Use Home Depot’s shiplap appearance boards for your fireplace makeover like DIY blogger Amanda Hendrix from Love and Renovations.
A Fireplace Makeover Using Shiplap
I recently used The Home Depot’s shiplap appearance boards to give my fireplace a major makeover. I was pretty blown away at how simple it was to install (I’d consider myself a beginner when it comes to power tools, but I did the entire makeover by myself!) and the fireplace makeover is absolutely incredible. I’m so glad we got this done just in time for the weather to cool off a bit, and I can’t wait to light the first fire of the season!
- Shiplap appearance boards (measure your wall(s) ahead of time to know how much to order)
- Corner trim
- Stud finder
- 2-in. 18 gauge nails
- Caulk gun
Step 1: Tile
For us, the first thing we that needed to happen was replacing the tile on the fireplace surround. Here’s a quick before of what our fireplace looked like when we were getting started (and yes, the tile on the bottom right had been missing for at least three years).
After demoing the tile, much of the drywall behind it was destroyed. I cut new drywall to fit, screwed it into place, and did a quick taping and mudding job. It was really simple to replace, and only took about an hour or so.
Then it was time to tile. I won’t go into all of the specific details for this (that’s a whole separate post!) but the basics are: apply thinset, add tile, let it dry, then grout. When we were finished tiling, it looked like this (although, I hadn’t grouted yet when this photo was taken):
Step 2: Mark Your Studs
Once the tile was done, it was time for the fun part – shiplap! These shiplap appearance boards from Home Depot were so easy to use, and look much more authentic than DIY alternatives. The first step to installation is to mark the studs on your walls so you know where to place your nails. Your boards will be much more sturdy if you nail directly into the studs rather than drywall, and things will hold up much better in the long run. Use a stud finder to locate each stud, then use a pen or marker to draw a line down your wall where the studs are.
Step 3: Getting Started
You’ll want to begin laying your shiplap along the top of the wall, and use a level to make sure that first board is straight. It’s highly likely that your ceiling is not level, so don’t trust the ceiling line or your entire wall may be crooked. Simply hold the first board up, use a level to make sure it’s straight, and nail it into place. The next board will fit right up against the first one – these boards are tongue and groove and, once you install them, they’ll have a perfect gap between them. The beauty of something like this over a DIY shiplap is that you don’t have to paint the wall behind it – since the tongue of the bottom board will fill the gap, all you can see is the boards and the wall is not visible at all once you’re done.

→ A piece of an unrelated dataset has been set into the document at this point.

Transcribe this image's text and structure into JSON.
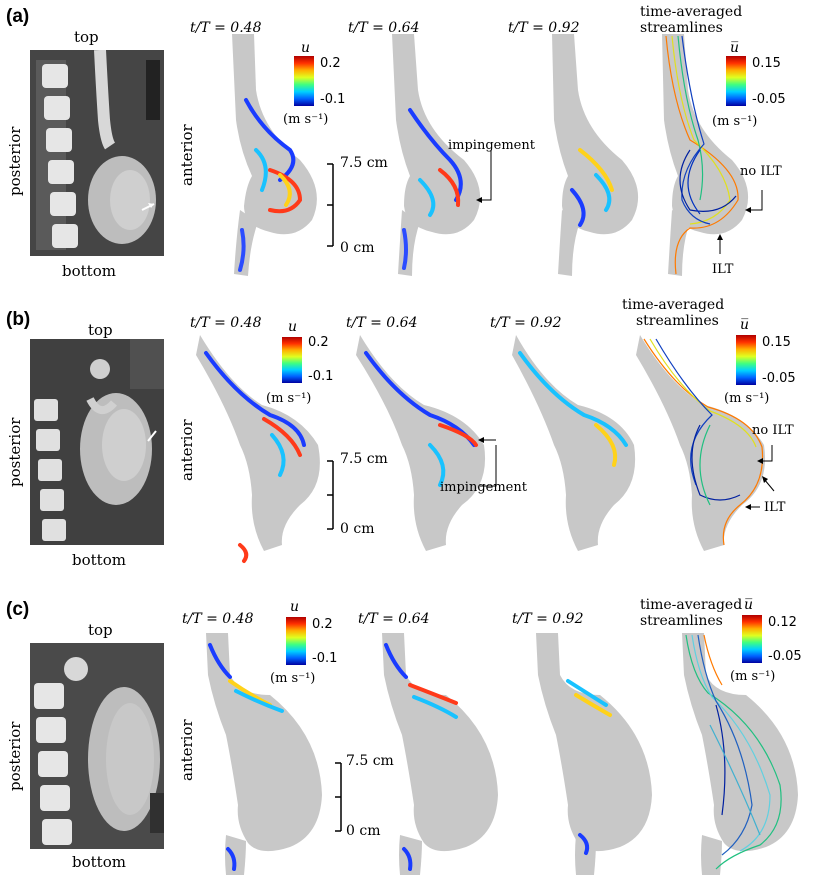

Step 4: Continue Mitering the Corner Boards
Since our shiplap would be wrapping around the fireplace, that meant we needed to miter each corner so they came together at an angle. You can accomplish this with your miter saw – just tilt it at a 45-degree angle, measure your wall, and cut so that the back of the board meets your measurement – the front will stick out slightly past the end of the wall. When you place the board on the other side of it, the ends will meet and create a corner.
I’m not a professional by any means, so not all of my corners were perfect. However, since I planned to add corner trim around the fireplace, it wasn’t a big deal. The edges of these boards can be sharp, and it may not be a great idea to just leave them bare (not to mention how difficult it would be to get every single corner to line up perfectly!). Thankfully corner trim can cover a lot of mistakes and will make the finished product look much more polished.
Step 5: Keep Going!
Continue laying your shiplap until the entire space is covered. I had to cover all 4 sides of my fireplace, including a little cove on the front. If you’re covering up any sort of outlet or light switch (we had an outlet, a light switch, and the starter for our gas fireplace), you’ll need to use your jigsaw to cut a hole in the board for the outlet. You’ll also likely need to use outlet extenders when you re-install the outlet covers so that everything fits correctly.
At this point, things may still look a little bit crazy – just remember that adding trim and caulking makes a world of difference.
Step 6: Add Trim
Now it’s time to add any trim pieces. I added corner molding on all of the outside corners and cove molding on the inside corners (which were just in the little nook on the front). I also added some flat trim along the ceiling, and baseboards along the floor.
Step 7: Caulk
You can see in the image above how much of a difference caulking will make. This is where things start to feel really good! To caulk, just use your caulk gun to apply a thin bead of caulk around the seams where the boards meet, then run your finger (it helps if you wet it down a bit first) along the line of caulk to smooth it out. You’ll also want to put caulk in all of the nail holes.
Step 8: Paint
Once your caulk has dried (which only takes about 30 minutes to an hour), you’re ready to paint! I went with a white that had some slight yellow undertones to warm it up a bit (since it’s a large amount of white in the center of my living room) and to help provide some contrast to the bright white baseboards. Once your paint dries, you’re ready to style it and call it done!
I’m so impressed with how simple this shiplap fireplace makeover was to install and how absolutely beautiful it looks in our home. This quick little makeover (it only took a few days!) completely transformed the entire first floor of our house!